Yup the skeeters are terrible.Hal has done an excellent job mowing/and fixing the roads.Live oaks and palmetto berries everywhere.No shortage of food.The deer will be scattered,and the hunters will be thick.I think there will be more people out there than ever this year...I see someone every time I go out there..


----------



## jaymax00 (Sep 11, 2008)

Yep, your right alot of people. Maybe there will still be a honey hole or two still open for us PLP


----------



## dc410n1 (Sep 12, 2008)

Mosquitoes  and the humidity will be brutal opening morning. I will try the ridge later on when cooler. I will be at Fort Stewart opening morning fighting the skeeters there too. Good luck to all.


----------



## whtlhntr (Sep 15, 2008)

*Skeeters*

Hunted opening morning, saw a big pig, let him walk.  Hal said that he heard that someone got a fine buck, but it wasn't checked out.
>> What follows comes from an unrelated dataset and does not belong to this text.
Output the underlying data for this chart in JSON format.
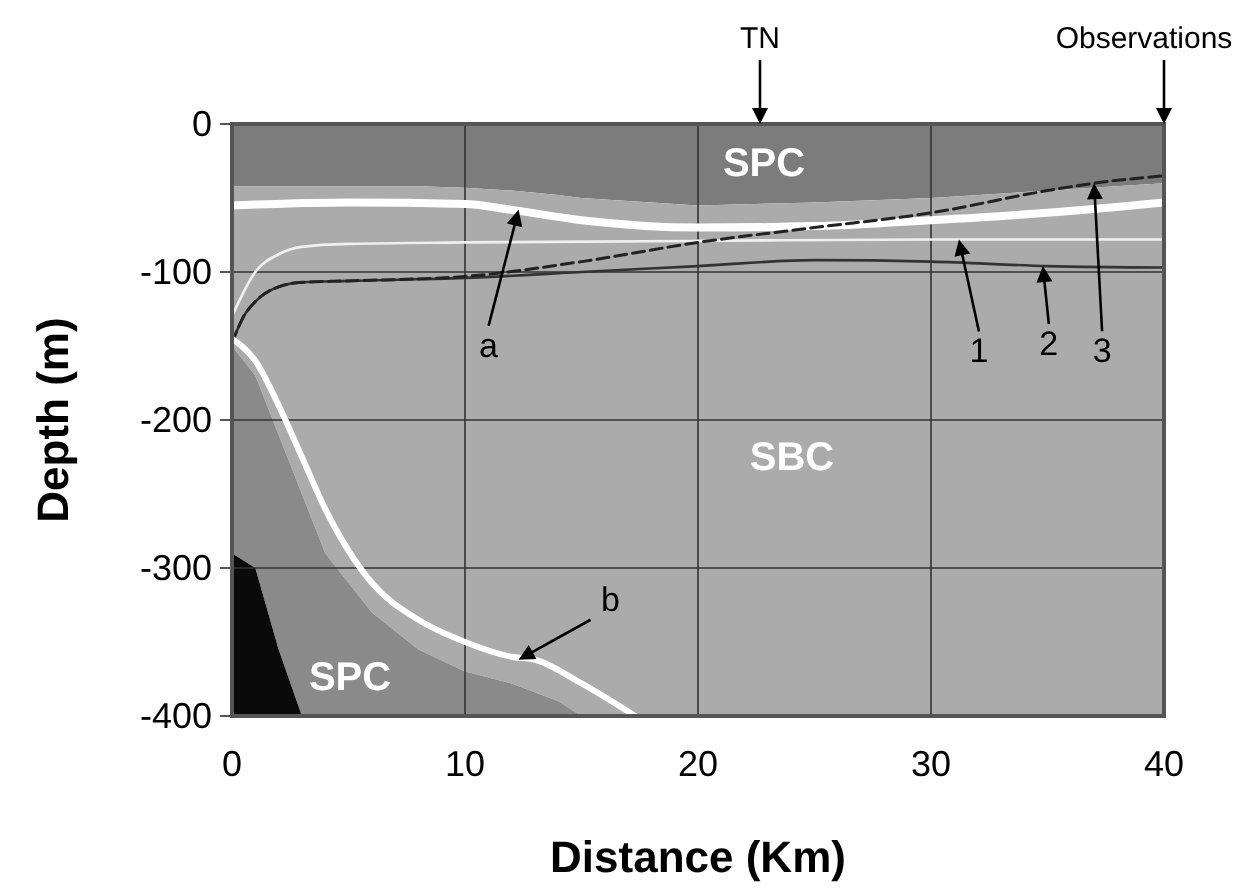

Go figure...


----------



## Public Land Prowler (Sep 15, 2008)

Real hot.My friend got a nice buck on a WMA but it wasn't the ridge.


----------



## rbar (Sep 20, 2008)

*I will be there in Oct (pw)*

I can,t see why you would want to drive down from Atalanta area to hunt the little swamp deer, when your looking for tracks,the ground seems to move as you stir up the skeeters. I would recomend you scout out the area first, its easy to get lost in the dark there. But on the brighter side, All the other hunters I have met there have been very frendly and  helpfull, so I still like to hunt there.
Good Luck


----------



## Public Land Prowler (Sep 20, 2008)

lol...so true.We have little dog sized deer.Ossabaw is about the only guaranteed rejection.


----------



## Robk (Sep 20, 2008)

Going to killing me a "Dog Sized" South GA WMA deer in the am I hope.  Sure hope to anyway.

R


----------



## BOWHOGKILLER (Sep 23, 2008)

hogs and more hogs last night


----------



## littlewolf (Sep 23, 2008)

ABBYS DAD said:


> I only applied for it because i wanted to get a rejection point due to the fact that it had a zero percent chance of a draw without a point. So i am still kind of scratching my head as to why i got picked.
> But i probably want go since it's a long ways away from me in metro atlanta.



Next time just leave the selection blank and you will get your rejection.


----------



## Public Land Prowler (Sep 23, 2008)

mosquitos,and more mosquitos tonight


----------



## ABBYS DAD (Sep 23, 2008)

littlewolf said:


> Next time just leave the selection blank and you will get your rejection.



I know, I had wrote down my selections and Griffin Ridge wasnt one of them. I must have moved the mouse wheel button by mistake and screwed up my selections. Oh well, if the gas prices were not so high i would go down. Sounds like a really neat place.


----------



## whtlhntr (Oct 14, 2008)

*PW quota hunt*

Seemed pretty slow, got a 4 point and a doe to start the season with a little meat.  Saw a fine 8 chasing a doe across the Check Station road on the way out Saturday evening.


----------



## base3448 (Oct 15, 2008)

Hunted hard from the river,  had 6 or 7 honey hole spots,  live oaks are there, but not quite ready yet, the wind and rain was causing alot to drop and they where alittle green, the acorns are everywhere one the river.   Saw a nice something,  looked like a cow walking thru the woods at 300 yrd, several does and hogs.  So i finally took a doe.   The rain and wind so not so good


----------



## mowerjoe (Oct 17, 2008)

i have got the last hunt, would you still hunt the deep swamp or the ridge?


----------